Thursday, 20 August 2009

The Yukon salmon situation revisited

I'm "mildly" furious, and I didn't even have my catch restricted. Remember the restrictions on subsistence catch on the Yukon, that got everyone so riled up? Well, it turns out that the restrictions were un-necessary, because the sonar counts were in error.

That's right. The subsitance catch got restricted over faulty data.

[...] it turns out a sonar station used to count salmon -- a key source of cash and food along the river -- wasn't working correctly. More fish were making it upriver than estimated, meaning some of the restrictions may not have been necessary.

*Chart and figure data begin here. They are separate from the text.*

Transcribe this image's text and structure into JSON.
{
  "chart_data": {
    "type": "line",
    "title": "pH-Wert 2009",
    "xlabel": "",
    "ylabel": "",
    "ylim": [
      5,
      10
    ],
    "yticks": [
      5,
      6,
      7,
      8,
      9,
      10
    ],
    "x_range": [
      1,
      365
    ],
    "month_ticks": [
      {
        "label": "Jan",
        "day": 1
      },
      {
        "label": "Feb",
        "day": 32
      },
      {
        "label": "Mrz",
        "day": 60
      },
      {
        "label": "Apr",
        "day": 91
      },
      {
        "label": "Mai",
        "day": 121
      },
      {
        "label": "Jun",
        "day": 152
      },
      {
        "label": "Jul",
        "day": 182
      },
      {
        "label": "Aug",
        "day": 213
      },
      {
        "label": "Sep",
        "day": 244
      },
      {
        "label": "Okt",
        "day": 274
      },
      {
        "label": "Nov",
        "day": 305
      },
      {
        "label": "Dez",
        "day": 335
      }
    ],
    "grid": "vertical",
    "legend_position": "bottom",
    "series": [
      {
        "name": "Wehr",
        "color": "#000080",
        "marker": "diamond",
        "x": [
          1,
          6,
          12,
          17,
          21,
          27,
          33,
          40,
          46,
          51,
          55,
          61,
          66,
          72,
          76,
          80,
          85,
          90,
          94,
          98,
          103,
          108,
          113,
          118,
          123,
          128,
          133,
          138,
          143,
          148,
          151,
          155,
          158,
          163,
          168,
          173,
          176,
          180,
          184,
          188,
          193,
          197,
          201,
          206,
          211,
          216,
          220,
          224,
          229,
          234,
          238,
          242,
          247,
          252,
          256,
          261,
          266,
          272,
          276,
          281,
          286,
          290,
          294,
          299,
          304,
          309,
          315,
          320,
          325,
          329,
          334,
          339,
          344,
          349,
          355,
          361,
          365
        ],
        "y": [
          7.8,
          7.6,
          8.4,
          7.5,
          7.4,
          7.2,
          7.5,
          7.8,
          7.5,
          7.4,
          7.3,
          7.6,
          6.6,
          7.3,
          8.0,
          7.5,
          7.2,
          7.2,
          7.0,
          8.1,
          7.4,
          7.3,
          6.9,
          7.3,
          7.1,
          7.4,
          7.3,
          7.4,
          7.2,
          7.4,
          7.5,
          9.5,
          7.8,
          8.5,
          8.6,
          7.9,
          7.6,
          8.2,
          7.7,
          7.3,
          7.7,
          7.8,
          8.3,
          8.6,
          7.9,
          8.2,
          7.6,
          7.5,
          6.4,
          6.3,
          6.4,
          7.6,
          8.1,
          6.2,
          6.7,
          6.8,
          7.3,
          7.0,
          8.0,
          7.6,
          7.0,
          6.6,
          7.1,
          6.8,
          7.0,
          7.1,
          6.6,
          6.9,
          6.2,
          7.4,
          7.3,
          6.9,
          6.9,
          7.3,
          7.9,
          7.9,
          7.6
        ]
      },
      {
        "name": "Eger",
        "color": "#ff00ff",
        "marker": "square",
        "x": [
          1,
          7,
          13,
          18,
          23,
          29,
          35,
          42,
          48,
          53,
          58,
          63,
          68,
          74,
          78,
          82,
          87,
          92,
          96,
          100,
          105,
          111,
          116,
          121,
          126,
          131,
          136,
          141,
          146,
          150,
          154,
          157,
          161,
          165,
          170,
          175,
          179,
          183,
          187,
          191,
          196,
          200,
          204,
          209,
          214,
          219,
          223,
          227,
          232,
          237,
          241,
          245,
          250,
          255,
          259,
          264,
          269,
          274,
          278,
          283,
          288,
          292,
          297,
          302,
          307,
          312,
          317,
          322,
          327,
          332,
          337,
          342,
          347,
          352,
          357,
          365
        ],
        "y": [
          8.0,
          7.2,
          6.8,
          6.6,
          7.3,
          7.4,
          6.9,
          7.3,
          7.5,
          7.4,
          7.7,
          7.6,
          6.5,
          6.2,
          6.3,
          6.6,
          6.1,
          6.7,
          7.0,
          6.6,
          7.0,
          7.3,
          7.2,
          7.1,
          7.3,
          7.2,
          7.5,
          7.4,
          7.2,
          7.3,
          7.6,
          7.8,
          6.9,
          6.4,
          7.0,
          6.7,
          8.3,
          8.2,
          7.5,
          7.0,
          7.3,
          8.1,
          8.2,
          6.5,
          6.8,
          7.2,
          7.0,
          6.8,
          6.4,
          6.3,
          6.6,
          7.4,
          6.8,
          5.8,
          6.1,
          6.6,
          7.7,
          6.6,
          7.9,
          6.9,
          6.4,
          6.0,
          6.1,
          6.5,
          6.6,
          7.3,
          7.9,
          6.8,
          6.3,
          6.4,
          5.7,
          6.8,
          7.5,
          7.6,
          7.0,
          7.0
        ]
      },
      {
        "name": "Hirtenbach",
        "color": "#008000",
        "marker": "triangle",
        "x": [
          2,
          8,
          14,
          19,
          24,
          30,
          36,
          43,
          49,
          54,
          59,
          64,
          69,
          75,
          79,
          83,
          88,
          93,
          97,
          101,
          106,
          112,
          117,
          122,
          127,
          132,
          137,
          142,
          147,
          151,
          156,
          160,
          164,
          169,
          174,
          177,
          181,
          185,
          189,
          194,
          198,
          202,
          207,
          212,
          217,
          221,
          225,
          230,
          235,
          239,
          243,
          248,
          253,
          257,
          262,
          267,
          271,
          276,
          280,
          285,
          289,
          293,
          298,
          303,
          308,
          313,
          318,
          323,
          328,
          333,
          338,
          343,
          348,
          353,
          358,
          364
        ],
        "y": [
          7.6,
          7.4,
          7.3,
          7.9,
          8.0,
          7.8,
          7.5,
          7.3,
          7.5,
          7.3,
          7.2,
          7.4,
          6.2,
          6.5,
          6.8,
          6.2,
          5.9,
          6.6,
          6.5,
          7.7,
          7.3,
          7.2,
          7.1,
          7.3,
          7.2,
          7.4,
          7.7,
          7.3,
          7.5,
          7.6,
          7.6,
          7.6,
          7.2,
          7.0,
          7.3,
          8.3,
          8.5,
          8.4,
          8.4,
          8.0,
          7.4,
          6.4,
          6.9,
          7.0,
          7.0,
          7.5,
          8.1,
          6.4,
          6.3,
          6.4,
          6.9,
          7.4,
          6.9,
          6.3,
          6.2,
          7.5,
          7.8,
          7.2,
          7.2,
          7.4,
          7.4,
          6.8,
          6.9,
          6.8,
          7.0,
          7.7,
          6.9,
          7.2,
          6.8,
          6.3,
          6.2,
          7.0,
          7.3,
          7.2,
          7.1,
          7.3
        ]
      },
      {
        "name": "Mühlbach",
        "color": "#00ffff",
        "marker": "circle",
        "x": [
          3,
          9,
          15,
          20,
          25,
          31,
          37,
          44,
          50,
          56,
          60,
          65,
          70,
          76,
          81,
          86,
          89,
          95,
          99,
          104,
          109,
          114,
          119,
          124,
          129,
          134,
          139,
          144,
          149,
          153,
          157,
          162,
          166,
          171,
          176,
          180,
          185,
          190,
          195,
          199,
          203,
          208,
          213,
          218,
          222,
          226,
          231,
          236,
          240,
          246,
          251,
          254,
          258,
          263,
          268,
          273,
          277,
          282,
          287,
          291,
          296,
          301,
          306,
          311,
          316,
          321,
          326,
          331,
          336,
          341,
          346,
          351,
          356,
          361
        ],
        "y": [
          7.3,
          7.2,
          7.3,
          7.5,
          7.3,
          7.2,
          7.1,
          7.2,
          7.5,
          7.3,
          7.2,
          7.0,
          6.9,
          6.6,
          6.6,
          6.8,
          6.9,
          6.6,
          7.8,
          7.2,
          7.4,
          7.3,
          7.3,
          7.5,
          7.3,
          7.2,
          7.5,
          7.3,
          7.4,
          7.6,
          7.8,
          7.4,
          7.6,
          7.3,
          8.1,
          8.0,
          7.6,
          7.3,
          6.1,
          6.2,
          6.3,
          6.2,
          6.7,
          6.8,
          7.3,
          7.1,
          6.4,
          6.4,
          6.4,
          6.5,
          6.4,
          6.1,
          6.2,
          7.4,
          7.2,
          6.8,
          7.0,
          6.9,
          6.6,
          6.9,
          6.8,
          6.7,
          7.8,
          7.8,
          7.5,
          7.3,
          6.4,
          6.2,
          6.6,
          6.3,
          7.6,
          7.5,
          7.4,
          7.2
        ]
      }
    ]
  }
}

"We took some unprecedented measures because we thought the run was looking (to be) one of the poorest we've ever had," said Russ Holder, Yukon River federal fisheries manager. "In hindsight, it doesn't look as poor as those numbers indicated to us."

[...]

In hindsight, some of the restrictions probably weren't necessary, said Holder, with the federal Fish and Wildlife Service.

"We would have been OK without as severe conservation actions as we took," he said.

I don't know how fisheries people work, but I know how it goes on the wildlife side - if you're going to do anything with subsistence regs, anything at all, you have to be sure. You have to be damn sure. You have to dot your i's, cross your t's, you have independent replication of your data, and you have people staring over your shoulders to make sure you don't screw up. On our deer work in South East, not only did we do everything in multiple replicates, but we also had people independently do deer IDs, to quantify our error rate.

I'll refrain from tearing into the people who did the counts at pilot station until I know more, but from what I heard described, that's inexcusably shoddy. And if it is true, it's going to take a lot of angry people, and make them furious. It's going to lower future compliance in an already compliance-poor area. It's going to reduce trust of future management goals.

I'm seriously upset. And I know other people are going to want someone's butt on a silver platter over this. If this story pans out, it's a minor nightmare. Everyone knows you don't screw with subsistence unless you're damn sure.

1 comment:

dragonfly said...

Ugh, that's pretty bad. Way to sabotage management efforts, really- the trust factor there is crucial.